Após casos de feminicídio, CNJ estuda mudar Lei Maria da Penha

O Conselho Nacional de Justiça criou um grupo de trabalho para estudar e propor o aperfeiçoamento da Resolução 128/2011, que trata da Lei Maria da Penha e determina a criação de coordenadorias estaduais das mulheres em situação de violência doméstica. A decisão foi tomada nessa terça-feira (15/3), durante sessão do órgão.

A proposta de alterar o texto partiu da conselheira Daldice Santana, que citou recente episódio de feminicídio ocorrido na Universidade de Brasília (UnB). “Já temos a Lei do Feminicídio [Lei 13.104/2015], mas precisamos acompanhar mais de perto e tornar mais visível essa política de enfrentamento à violência doméstica. Ainda que os recursos humanos e materiais, atualmente, sejam escassos, trazer esse debate para mais perto é fundamental”, defendeu.

Recentemente, dois crimes de feminicídio chocaram a população. Louise Ribeiro, de 20 anos, cursava o 4º semestre de Biologia na UnB e foi morta pelo colega de curso Vinícius Neres. Na mesma semana, Jane Carla Fernandes, também aos 20 anos e moradora da capital federal, foi assassinada pelo ex-namorado Jhonatan Pereira Alves, que, após o crime, cometeu suicídio. A vítima já havia registrado boletim de ocorrência contra o ex-namorado por agressão na Delegacia de Especial de Atendimento à Mulher.

A violência doméstica vem sendo discutida pelo CNJ desde 2007. Uma vez ao ano, o conselho promove uma jornada de trabalho sobre a Lei Maria da Penha, além de auxiliar na implantação das varas especializadas nos estados brasileiros. O órgão também criou o Fórum Permanente de Juízes de Violência Doméstica e Familiar contra a Mulher e sempre incentivou a uniformização de procedimentos das varas especializadas em violência contra a mulher.

O Brasil ocupa a quinta posição no ranking global de homicídios de mulheres, entre 83 países registrados pela Organização das Nações Unidas, atrás apenas de El Salvador, Colômbia, Guatemala e Rússia.

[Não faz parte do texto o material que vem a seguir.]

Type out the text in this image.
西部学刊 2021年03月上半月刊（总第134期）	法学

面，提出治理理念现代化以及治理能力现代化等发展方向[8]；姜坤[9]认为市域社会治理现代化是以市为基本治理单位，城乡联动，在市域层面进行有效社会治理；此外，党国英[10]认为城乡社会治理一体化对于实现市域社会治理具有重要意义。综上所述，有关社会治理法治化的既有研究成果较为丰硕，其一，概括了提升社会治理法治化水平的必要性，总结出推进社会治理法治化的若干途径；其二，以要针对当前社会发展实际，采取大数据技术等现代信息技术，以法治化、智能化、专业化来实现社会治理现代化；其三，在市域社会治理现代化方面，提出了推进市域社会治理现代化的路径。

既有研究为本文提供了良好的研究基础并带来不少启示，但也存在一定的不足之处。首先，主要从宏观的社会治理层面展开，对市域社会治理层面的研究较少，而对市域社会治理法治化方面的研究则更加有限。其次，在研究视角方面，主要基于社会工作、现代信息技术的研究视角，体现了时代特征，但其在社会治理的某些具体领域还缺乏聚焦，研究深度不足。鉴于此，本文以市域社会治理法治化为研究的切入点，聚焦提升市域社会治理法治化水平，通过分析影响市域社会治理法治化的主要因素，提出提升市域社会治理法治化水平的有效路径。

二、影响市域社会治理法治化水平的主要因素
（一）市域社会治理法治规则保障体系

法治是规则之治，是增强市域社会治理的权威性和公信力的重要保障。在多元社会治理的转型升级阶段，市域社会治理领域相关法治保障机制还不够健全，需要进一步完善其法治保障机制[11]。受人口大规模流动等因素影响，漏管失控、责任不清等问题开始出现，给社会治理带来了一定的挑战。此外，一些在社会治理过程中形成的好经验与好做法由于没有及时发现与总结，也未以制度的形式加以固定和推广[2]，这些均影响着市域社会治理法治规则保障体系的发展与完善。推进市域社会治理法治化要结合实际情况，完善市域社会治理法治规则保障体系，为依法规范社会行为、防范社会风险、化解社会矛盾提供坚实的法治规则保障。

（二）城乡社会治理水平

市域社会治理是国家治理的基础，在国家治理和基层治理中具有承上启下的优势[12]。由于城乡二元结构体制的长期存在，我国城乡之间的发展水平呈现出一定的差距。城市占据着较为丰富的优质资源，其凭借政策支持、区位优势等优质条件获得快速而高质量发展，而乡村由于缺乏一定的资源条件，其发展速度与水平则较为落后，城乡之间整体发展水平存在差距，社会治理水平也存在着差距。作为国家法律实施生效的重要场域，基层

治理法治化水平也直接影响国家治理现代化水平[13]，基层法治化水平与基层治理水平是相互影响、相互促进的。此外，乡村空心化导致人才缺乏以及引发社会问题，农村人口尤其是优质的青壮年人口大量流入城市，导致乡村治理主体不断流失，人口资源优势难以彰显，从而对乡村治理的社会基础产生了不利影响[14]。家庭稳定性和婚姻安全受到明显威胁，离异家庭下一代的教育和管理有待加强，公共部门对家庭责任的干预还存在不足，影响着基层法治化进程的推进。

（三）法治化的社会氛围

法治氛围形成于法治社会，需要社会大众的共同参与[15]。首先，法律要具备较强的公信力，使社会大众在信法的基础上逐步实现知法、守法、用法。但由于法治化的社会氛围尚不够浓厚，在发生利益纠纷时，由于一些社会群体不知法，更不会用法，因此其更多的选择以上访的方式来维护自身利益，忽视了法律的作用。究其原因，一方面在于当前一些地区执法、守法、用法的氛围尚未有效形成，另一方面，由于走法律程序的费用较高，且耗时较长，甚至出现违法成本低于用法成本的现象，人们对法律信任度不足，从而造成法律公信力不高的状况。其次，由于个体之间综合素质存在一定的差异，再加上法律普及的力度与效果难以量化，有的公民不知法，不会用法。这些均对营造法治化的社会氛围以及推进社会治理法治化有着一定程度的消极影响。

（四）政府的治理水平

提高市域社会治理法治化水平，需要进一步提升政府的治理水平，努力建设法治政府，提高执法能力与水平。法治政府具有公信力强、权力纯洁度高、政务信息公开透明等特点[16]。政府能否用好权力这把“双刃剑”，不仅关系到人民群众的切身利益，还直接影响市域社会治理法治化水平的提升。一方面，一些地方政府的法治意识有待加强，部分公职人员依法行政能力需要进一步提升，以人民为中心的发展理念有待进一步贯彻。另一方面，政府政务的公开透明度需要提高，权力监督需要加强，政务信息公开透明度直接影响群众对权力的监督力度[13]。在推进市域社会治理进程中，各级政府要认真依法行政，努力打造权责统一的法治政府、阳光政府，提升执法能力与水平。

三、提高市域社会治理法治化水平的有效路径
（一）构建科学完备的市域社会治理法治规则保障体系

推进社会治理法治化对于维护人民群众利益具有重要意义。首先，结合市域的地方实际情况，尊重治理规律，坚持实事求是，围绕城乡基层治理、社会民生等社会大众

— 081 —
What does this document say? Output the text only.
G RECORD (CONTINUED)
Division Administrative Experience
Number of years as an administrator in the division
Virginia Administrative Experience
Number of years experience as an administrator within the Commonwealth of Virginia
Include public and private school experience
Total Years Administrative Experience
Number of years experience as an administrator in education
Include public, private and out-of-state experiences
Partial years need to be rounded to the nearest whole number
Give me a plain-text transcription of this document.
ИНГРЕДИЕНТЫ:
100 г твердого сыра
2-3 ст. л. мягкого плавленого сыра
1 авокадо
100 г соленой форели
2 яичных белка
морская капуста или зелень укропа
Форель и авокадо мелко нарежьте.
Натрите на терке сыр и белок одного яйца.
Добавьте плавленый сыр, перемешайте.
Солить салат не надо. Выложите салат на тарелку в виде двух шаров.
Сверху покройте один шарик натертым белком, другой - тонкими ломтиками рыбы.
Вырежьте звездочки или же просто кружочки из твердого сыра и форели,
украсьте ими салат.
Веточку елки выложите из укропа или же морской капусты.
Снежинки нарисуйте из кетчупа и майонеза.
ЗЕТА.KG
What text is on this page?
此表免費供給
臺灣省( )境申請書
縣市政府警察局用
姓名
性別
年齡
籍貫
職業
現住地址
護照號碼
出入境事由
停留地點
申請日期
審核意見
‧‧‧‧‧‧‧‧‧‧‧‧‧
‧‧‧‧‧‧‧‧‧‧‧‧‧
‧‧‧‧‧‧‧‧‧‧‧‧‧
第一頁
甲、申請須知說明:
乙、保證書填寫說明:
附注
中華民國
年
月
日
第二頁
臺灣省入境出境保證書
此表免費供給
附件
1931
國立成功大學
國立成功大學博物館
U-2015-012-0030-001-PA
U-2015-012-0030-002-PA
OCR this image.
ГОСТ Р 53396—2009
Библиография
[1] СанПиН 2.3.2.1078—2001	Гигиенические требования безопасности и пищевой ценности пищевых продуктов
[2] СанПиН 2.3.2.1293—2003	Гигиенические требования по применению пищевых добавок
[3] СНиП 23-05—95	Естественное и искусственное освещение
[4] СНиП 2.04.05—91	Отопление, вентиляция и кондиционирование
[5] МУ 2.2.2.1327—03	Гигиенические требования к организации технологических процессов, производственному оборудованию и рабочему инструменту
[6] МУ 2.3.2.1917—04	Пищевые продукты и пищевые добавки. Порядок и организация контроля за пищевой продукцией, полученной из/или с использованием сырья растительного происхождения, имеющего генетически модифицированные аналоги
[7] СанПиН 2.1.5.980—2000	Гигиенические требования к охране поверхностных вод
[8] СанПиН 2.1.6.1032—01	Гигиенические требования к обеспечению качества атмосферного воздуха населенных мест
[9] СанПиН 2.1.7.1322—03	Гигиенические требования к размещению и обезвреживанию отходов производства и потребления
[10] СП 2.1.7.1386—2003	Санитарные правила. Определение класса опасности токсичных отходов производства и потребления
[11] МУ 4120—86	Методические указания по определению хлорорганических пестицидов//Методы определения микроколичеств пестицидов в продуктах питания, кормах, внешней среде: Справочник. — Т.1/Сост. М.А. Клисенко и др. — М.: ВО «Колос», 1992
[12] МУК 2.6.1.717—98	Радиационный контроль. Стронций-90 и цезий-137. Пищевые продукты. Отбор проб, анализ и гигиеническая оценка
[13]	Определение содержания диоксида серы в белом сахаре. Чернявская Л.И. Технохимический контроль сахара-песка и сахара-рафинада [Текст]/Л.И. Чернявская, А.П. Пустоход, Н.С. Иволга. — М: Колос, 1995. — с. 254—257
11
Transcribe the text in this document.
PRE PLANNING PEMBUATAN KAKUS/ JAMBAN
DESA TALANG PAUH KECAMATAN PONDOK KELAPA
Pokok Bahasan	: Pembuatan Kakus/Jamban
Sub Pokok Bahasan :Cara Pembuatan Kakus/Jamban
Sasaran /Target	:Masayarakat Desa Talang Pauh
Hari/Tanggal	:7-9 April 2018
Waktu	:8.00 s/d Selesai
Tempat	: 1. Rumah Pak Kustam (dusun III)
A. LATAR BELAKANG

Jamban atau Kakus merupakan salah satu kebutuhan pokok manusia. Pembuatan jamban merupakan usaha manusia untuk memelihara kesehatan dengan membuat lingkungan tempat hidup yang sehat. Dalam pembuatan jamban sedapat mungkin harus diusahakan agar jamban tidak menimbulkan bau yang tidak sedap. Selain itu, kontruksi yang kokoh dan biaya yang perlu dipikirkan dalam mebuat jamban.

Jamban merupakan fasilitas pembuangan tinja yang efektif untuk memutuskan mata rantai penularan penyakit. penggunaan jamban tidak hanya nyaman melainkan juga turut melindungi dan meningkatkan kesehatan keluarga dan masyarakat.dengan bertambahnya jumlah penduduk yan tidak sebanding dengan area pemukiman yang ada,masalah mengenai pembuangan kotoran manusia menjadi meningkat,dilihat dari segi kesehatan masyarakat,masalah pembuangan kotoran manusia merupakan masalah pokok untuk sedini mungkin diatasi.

Farão parte do grupo de trabalho do CNJ os conselheiros Daldice Santana, Arnaldo Hossepian e Fernando Mattos. Dentro de 15 dias, deverá ser encaminhada ao presidente do CNJ, ministro Ricardo Lewandowski, uma lista de juízes para integrarem o grupo. Com informações da Assessoria de Imprensa do CNJ.

Hiran Carvalho disse:
16 de março de 2016 às 17:09

Os crimes passionais contra mulheres são os mais fáceis de comprovar, não há nenhum mistério. Todavia, até decisão de 2ª instância leva muitos anos, porque o Tribunal do Júri sempre é lento e complexo. Portanto, sem prisão preventiva, o sentimento de impunidade vai continuar e os crimes também, porque o assassino continua namorando, num verdadeiro deboche à família da vítima e à sociedade. Não adianta aumentar a pena, tem que haver rapidez na execução da mesma.

daniel disse:
16 de março de 2016 às 19:03

AFinal, ao tornarem obrigatória a instrução de qualquer delito, mesmo sem gravidade e não permitir a seleção dos mais graves, e aplicar suspensão condicional do processo aos menos graves, acabou gerando o colapso de processos e a impunidade. Além de tudo, a Presidente Dilma indultou (perdoou) os poucos condenados por Maria da Penha, isto sem falar nas prescrições e que o condenado cumpre pena no regime aberto domiciliar, logo muito melhor a suspensão do processo em vez de suspensão da pena (ao final) e com base no art. 77 do CP.

daniel disse:
16 de março de 2016 às 19:03

AFinal, ao tornarem obrigatória a instrução de qualquer delito, mesmo sem gravidade e não permitir a seleção dos mais graves, e aplicar suspensão condicional do processo aos menos graves, acabou gerando o colapso de processos e a impunidade. Além de tudo, a Presidente Dilma indultou (perdoou) os poucos condenados por Maria da Penha, isto sem falar nas prescrições e que o condenado cumpre pena no regime aberto domiciliar, logo muito melhor a suspensão do processo em vez de suspensão da pena (ao final) e com base no art. 77 do CP.